At minimum, a hearing should:
- Establish clear affordability metrics — Define “safe and adequate electric service” and “significant increase in arrears” with specific, measurable criteria so that the safety valve operates as the Legislature intended.
- Evaluate reliability margins — Examine NYISO’s documented capacity shortfalls, transmission deficiencies, and the gap between policy assumptions and physical grid reality.
- Assess the technology gap — Determine whether the firm, zero-emission resources assumed by the CLCPA will be available on the timelines required.
- Review transmission status — Evaluate whether the termination of Clean Path NY, the winter limitations of CHPE, the withdrawal of the offshore wind PPTN, and federal disruptions collectively impede the ability to provide safe and adequate service.
- Require transparent cost reporting — Mandate that DPS and NYSERDA provide comprehensive, auditable cost projections covering all CLCPA implementation costs, not just utility rate case impacts. NYSERDA should be instructed to develop comprehensive cost projections that reflect the total expense of meeting CLCPA mandates, rather than limiting estimates to individual CLCPA program elements.

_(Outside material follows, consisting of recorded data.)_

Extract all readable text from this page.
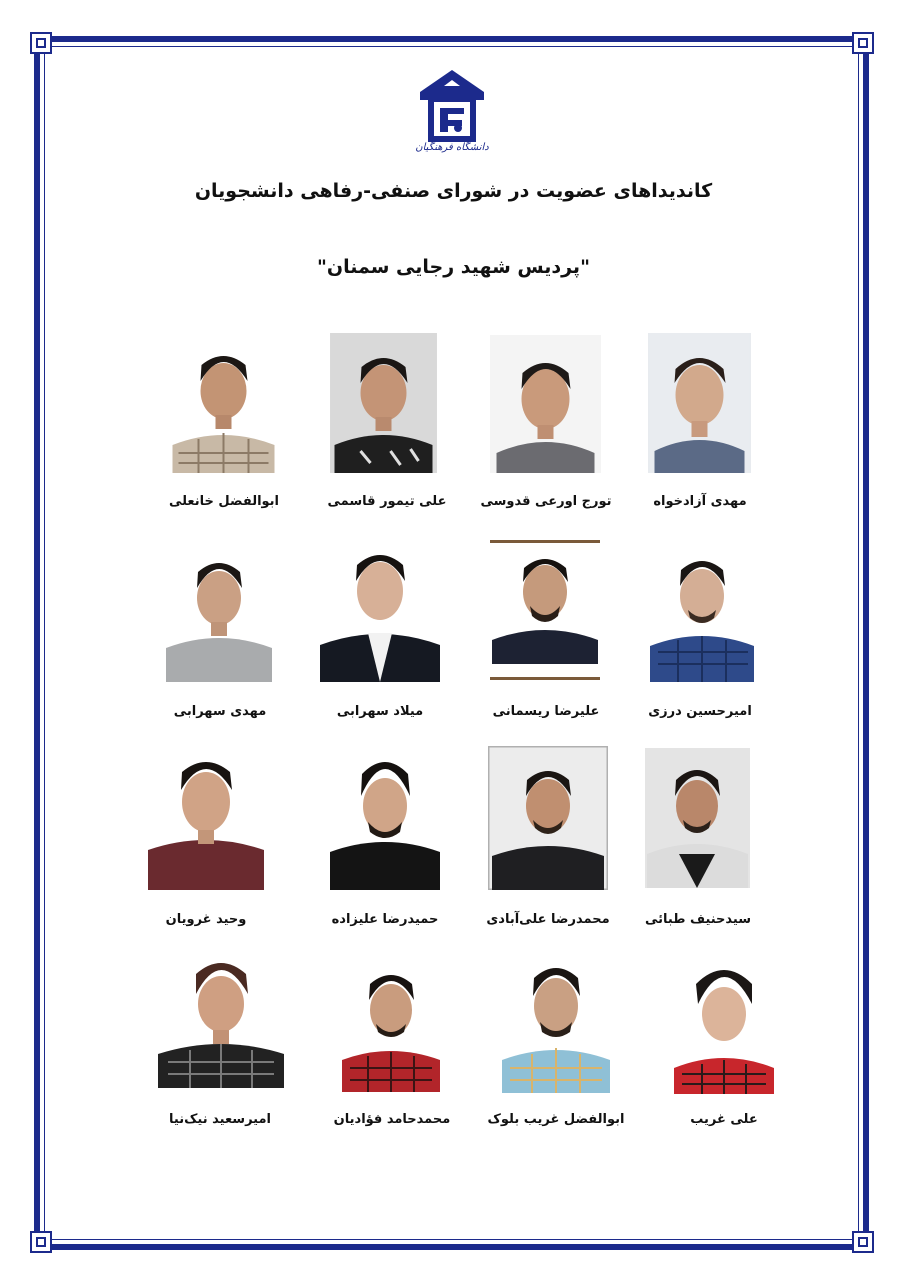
دانشگاه فرهنگیان
کاندیداهای عضویت در شورای صنفی-رفاهی دانشجویان
"پردیس شهید رجایی سمنان"
مهدی آزادخواه
تورج اورعی قدوسی
علی تیمور قاسمی
ابوالفضل خانعلی
امیرحسین درزی
علیرضا ریسمانی
میلاد سهرابی
مهدی سهرابی
سیدحنیف طبائی
محمدرضا علی‌آبادی
حمیدرضا علیزاده
وحید غرویان
علی غریب
ابوالفضل غریب بلوک
محمدحامد فؤادیان
امیرسعید نیک‌نیا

On April 17, 2026, we filed a recommendation regarding the stakeholder process. Our filing recommended that once everyone has had an equal chance to raise their concerns that the Commission categorize and prioritize the technical issues submitted and convene a technical hearing conference that resolves the substantive issues raised in comments. Resolution of issues is necessary to assure New Yorkers that the PSL 66-P Renewable Energy Program can provide safe, adequate, and affordable electricity.
Conclusion
The Legislature included Section 66-p(4) precisely to address the situation New York now faces: implementation challenges that threaten reliability and affordability as the aggressive timelines and technology requirements of the Climate Act confront real-world constraints. The Commission has both the authority and the obligation to act. I am relatively optimistic that the Commission will call for a hearing, but I am 100% sure that any decisions regarding the need to temporarily delay or modify the Renewable Energy Program obligations will not occur until after the election.